The discovery validates the government's stress on finding alternative sources of energy and efforts to attract investments in the exploration business. It would also be a boost for PM Modi as he moves to promote a gasbased economy in tune with India's commitment to mitigate climate change. Irrespective of the cur rent depressed oil and gas price price scenario, which makes fresh investments unviable, the hydrates discovery would put India back in reckoning in terms of prospectivity . It would also return the spotlight on the eastern offshore, described as `India's gas bowl' and `India's North Sea' after Reliance's gas discovery. The region lost its glory in the aftermath of output falling from Reliance's field.
Sources in the Directorate General of Hydrocarbons, the oil ministry's technical arm co-ordinating the gas hydrates programme, said the discoveries have been made in Blocks 982, D3, D6 and D9 in the Krishna-Godavari basin, off the Andhra coast.These blocks are 30 Kms south-west of Reliance industries Ltd's natural gas block KG-D6.

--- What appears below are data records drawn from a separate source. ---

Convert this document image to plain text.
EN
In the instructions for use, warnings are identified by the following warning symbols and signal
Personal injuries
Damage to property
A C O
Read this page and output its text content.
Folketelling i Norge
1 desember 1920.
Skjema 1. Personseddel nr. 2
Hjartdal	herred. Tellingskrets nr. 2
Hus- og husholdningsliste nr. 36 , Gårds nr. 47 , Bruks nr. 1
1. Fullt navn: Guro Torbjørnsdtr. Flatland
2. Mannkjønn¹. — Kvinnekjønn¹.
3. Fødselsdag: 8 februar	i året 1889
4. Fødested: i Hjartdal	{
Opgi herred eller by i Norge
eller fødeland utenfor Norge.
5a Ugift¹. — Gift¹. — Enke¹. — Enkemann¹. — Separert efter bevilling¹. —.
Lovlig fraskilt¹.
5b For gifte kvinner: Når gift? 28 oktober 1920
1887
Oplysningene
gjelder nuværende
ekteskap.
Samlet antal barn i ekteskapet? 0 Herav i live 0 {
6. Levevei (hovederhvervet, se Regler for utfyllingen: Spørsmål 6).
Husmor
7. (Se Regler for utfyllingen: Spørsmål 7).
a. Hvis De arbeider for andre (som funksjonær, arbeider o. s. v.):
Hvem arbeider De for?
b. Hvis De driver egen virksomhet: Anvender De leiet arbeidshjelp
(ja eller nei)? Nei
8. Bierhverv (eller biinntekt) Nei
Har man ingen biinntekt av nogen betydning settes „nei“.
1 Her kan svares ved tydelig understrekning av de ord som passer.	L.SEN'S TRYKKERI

Broadly , commercially useful gas hydrates are formed when methane or natural gas get trapped in icicles. These are found at places with extreme cold temperatures such as the Arctic region, Alaska and Siberia; or below seabed under high pressure of water depth.
There are two main technologies being successfully tried to free gas either by depressurising or injecting CO2 which replaces gas in the icicles.
But there's a catch. Or two. Cost of production is a worry , especially in a depressed market. Technology for producing gas from hydrates is still in pilot stage though considerable suc cess in Japan, US and Canada gives hope. Indeed, Japan has declared it would start commercial gas production from its offshore hydrates from 2020 after proving commerciality of the technology by 2018. ONGC intends to benefit from Japan's experience and technology by starting pilot production from its discovery from 2017.
The sources put the initial reserves potential of the hydrates at 134 tcf (trillion cubic feet). Even if ONGC manages to pump out a tenth of the reserves, the discovery could yield nearly 13 tcf of gas against RIL's 9 tcf.